Ahmed Zergui, cet autre pionnier du Rai, décédé tragiquement en 1983, qui fut parmi les premiers à introduire les instruments électriques, aurait renoncé à diffuser sa propre chanson dès lors qu’elle était plagiée. Ce fut le cas avec notamment Chab Khaled. C’est après sa mort que des enregistrements pirates ont été diffusés sur la chaine Youtube trahissant ainsi sa mémoire.

La vie privée des stars du Rai de cette époque était suivie par de nombreux fans de ce genre musical. Qui a fait de la prison, qui a violenté sa femme, qui se drogue, qui sort avec qui, qui fraude le fisc…  Cette médiatisation de la vie privée des stars du Rai a contribué grandement à sa mise à l’index par certains médias qui, pendant longtemps ont considéré le Rai comme une sous culture musicale, aux paroles pauvres, à la musique non travaillée et à la limite comme une imposture culturelle.

Lors des émeutes d’Octobre 1988, Rai et « Islamisme » tentaient d’attirer vers eux les jeunes en mal de vie. Et pourtant Sahraoui s’est défendu de récupérer cette jeunesse en soulignant « qu’il n y a aucun rapport entre le Rai et les violences d’octobre. Le Rai ne pousse pas à la révolte. C’est un truc (sic) de jeunes pour s’amuser et oublier les difficultés. Le Rai c’est l’ambiance, la fiesta, pas du tout la politique. Pendant les événements, nous ne sommes pas sortis de chez nous. Les journalistes nous interrogent mais c’est aux spécialistes de répondre, pas à nous. Nous ne faisons ni politique ni rien, seulement de la musique.». Cela n’a pas empêché l’assassinat du « rossignol » Chab Hasni le  29 septembre 1994 par deux balles à bout portant dans un café du quartier Gambetta à Oran.

Après les émeutes qu’a connue l’Algérie dans les années 80 en Kabylie, Oran, Constantine et Alger, le pouvoir de cette époque opta pour une « démocratisation » du pays, une économie de marché et une ouverture vers la jeunesse. C’est ainsi qu’en juillet 1985 a vu apparaitre le festival de la jeunesse au complexe de Riadh El Feth d’Alger.

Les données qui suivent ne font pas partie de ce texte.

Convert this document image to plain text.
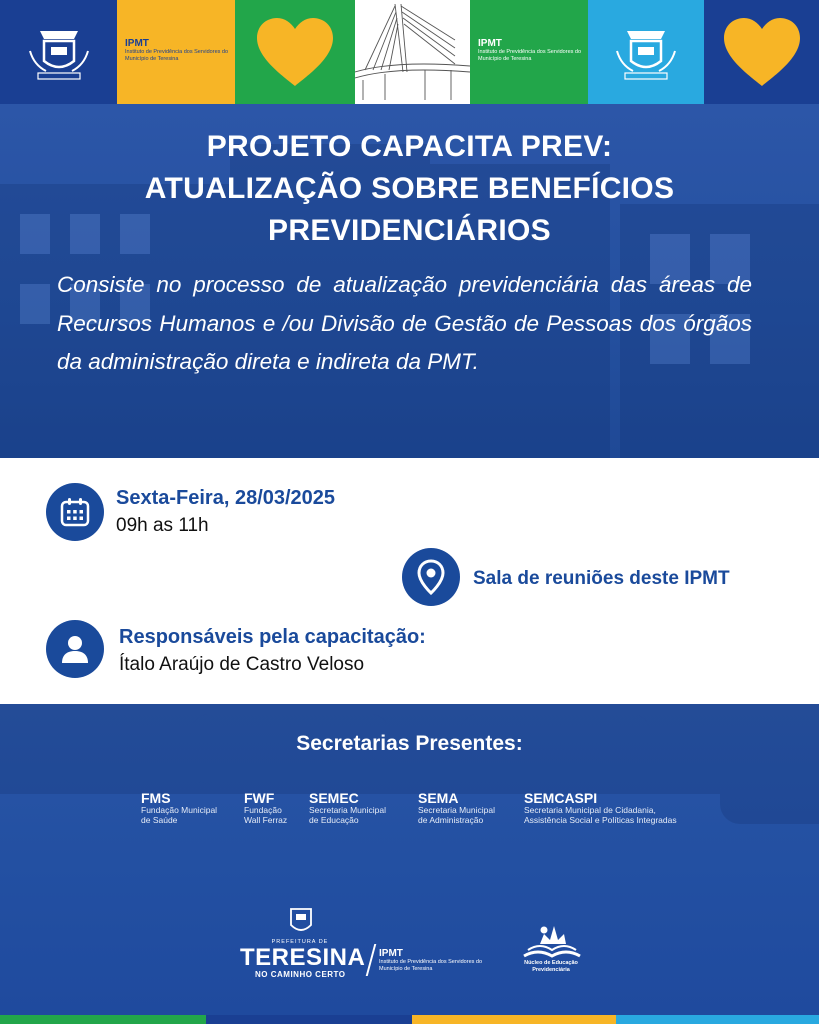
IPMT
Instituto de Previdência dos Servidores do Município de Teresina
IPMT
Instituto de Previdência dos Servidores do Município de Teresina
PROJETO CAPACITA PREV:
ATUALIZAÇÃO SOBRE BENEFÍCIOS
PREVIDENCIÁRIOS

Consiste no processo de atualização previdenciária das áreas de Recursos Humanos e /ou Divisão de Gestão de Pessoas dos órgãos da administração direta e indireta da PMT.

Sexta-Feira, 28/03/2025
09h as 11h
Sala de reuniões deste IPMT
Responsáveis pela capacitação:
Ítalo Araújo de Castro Veloso
Secretarias Presentes:
FMS
Fundação Municipal
de Saúde
FWF
Fundação
Wall Ferraz
SEMEC
Secretaria Municipal
de Educação
SEMA
Secretaria Municipal
de Administração
SEMCASPI
Secretaria Municipal de Cidadania,
Assistência Social e Políticas Integradas
PREFEITURA DE
TERESINA
NO CAMINHO CERTO
IPMT
Instituto de Previdência dos Servidores do Município de Teresina
Núcleo de Educação
Previdenciária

C’est l’apparition de cette nouvelle jeunesse aisée, enfants de la nouvelle bourgeoisie, que les algériens qualifiait de « Tchi-Tchi » qui côtoyait les « zawali » qui faisaient un effort pour paraitre à la page en matière de mode et de comportements sociaux.
Et le mois d’après, fort de ce succès, le Lieutenant-Colonel Senoussi, directeur de l’OREF Riadh El Feth, a décidé de sortir le Rai de son ghetto et l’exporter en France. C’est lui qui serait à l’origine du très grand succès de Khaled « Kutchi », enregistré à Londres en 1987 et produit par Safy Boutella.

Qui ne se souvient pas du concert 1,2,3 soleil avec Rachid Taha, Cheb Khaled et Faudel en 1998 où l’album du live a remporté le World Music Awards ?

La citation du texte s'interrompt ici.